Jottings : Slice of life -36 (Part 2)
I wrote the first part of this piece when my flight was waiting on the tarmac in DFW airport for signs from Traffic control to take off. The inclement weather delayed the flight for over two hours. Enough time for me to read a little and write about Texas de Brazil. Let me continue.. After we had finished dinner, I noticed for the first time a gentleman sitting towards the other end of the table holding fort, gesticulating wildly and making incisive remarks to a set of rapt individuals. I politely asked my friend near me who he was, and I was told his name was James. He had been an integral part of their group for nearly a decade, helped set up their IT infrastructure.

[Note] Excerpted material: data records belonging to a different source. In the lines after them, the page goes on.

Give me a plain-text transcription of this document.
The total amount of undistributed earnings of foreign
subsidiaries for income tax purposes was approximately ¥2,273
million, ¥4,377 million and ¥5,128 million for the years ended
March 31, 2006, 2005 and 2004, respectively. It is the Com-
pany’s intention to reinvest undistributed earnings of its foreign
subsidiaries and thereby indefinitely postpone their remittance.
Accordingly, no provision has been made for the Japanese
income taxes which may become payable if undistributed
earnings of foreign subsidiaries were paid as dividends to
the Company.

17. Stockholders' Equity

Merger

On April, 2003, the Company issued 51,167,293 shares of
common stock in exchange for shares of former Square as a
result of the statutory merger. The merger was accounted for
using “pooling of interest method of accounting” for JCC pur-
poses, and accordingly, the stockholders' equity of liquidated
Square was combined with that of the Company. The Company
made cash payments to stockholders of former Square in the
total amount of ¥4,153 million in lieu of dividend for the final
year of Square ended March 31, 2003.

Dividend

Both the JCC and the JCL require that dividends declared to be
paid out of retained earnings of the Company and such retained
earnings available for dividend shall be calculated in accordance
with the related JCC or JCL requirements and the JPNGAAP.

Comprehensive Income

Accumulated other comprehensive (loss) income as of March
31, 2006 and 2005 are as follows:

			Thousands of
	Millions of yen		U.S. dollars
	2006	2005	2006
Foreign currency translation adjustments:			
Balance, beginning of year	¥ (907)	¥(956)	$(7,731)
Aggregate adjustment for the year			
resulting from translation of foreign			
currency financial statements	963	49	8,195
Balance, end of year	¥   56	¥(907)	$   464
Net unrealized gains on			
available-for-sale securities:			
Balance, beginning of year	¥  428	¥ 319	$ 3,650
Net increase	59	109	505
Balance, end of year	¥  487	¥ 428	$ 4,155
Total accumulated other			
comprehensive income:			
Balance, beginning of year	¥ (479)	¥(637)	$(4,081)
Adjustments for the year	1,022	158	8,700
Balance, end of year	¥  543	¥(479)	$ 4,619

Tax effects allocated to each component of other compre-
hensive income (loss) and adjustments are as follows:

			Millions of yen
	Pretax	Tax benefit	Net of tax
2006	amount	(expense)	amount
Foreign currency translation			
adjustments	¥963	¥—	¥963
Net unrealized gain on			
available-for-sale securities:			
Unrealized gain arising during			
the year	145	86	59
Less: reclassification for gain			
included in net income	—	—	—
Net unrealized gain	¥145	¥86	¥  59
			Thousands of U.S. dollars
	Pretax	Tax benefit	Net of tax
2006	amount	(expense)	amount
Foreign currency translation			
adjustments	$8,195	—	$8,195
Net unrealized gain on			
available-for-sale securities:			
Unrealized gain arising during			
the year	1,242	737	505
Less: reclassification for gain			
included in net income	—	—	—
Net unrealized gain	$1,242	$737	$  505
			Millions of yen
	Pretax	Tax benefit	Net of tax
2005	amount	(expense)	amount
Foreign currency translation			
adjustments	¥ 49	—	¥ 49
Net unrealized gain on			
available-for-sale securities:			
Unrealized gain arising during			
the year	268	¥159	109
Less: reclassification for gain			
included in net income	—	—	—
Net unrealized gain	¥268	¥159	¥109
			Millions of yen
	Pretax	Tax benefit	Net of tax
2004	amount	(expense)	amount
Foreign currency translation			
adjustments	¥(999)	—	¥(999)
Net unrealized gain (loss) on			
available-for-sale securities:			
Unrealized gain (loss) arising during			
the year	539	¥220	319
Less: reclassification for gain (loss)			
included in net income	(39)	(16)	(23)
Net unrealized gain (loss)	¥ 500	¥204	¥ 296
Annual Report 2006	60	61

However, he left their organization about year ago due to irreconcilable differences with his managers, and now works as an architect for another IT company in Dallas. It was clear, he was well liked and respected by all for his technical virtuosity. When i turned my attention to him, he was talking about how he shortened the project life cycle by nearly three months the moment he stepped into his new role. He was mocking existing developers for taking two months to learn a new platform, which he claimed, took him ten days. It was obvious, he had good technical command, and the look on his audience faces left room for doubt. They venerated him. They wanted to be like him. Audacious, outspoken , critical, go-getter, willing to risk a respectable career for minor differences ,brash and charismatic. James knew he had his audience in his grip, and he spoke with an authority born from a confidence that whatever he says would taken as an oracle from God himself.
But somehow, I didn't quite feel comfortable with his voice and tone. Not that I am prejudiced, or had formed an opinion of him. After all, I am seeing him for the first time, and even here, in this gathering I noticed his presence only after the noise of dinner was over, and there was short respite from eating and drinking.. So there is no way for me to be biased. What irked me was the manner in which he was speaking disparagingly about his previous organization ( whose Dinner he was incidentally attending). No matter how competent one is, how technically and managerially superior one may be, I dont think it is in right taste to criticize an organization in which one has invested greater part of their lives. James had worked for twenty years before his quit. He joined when he had no credentials or experience, and the atmosphere of this organization had given him the ladder to climb - both personally and professionally. Yes, there comes a point, when you may have to part ways. Thats a decision taken based on several factors. In many cases you outgrow your role, or probably personal circumstances change necessitating a change in Jobs as well. Whatever it is, the growth or movement is only a transition from one state to another. A professional career is a data point on a sloping graph. you cannot have a unsupported dot floating precariously in the middle of axes. It has to be joined to dots before, to account for where it is plotted and seen right now; and the current dot will form the base for where and how the future will be tomorrow.
One of the most destructive aspects of Industrial civilization is that there is no pride or ancestry in our jobs. In earlier times, when a son took over the role of a carpenter from his father, he knew what he was inheriting. There was a history, an accumulated tradition of learning and expectation set for him. But today, Jobs are on sale and we are often not grateful for what we have learnt from previous jobs. Secondly, there is this distinct feeling in every employee that given an opportunity they could be the CEO’s of their organization. Commenting from the sidelines, passing judgements on company decisions over a drink is pretty common sight. James here was doing exactly that. My point is if one is that good, why are they not CEO’s or business leaders already. Or if there is enough gumption in them, they should carve their own path, create their organizations as many in the silicon valley do. That is courage and backbone. When one cannot be that brave, the next best option is to perform the role assigned well, learn from it as assiduously as we can, and then grow up the ladder if possible. There is absolutely no shame in that. James is very symptomatic of modern breed of professionals, who believe their opinions are always the right ones, and any dissent is utterly unacceptable. With ambition to make lots of money, this attitude does not come as a surprise, but an intelligent professional is one, who will quickly settle down and look at the bigger picture.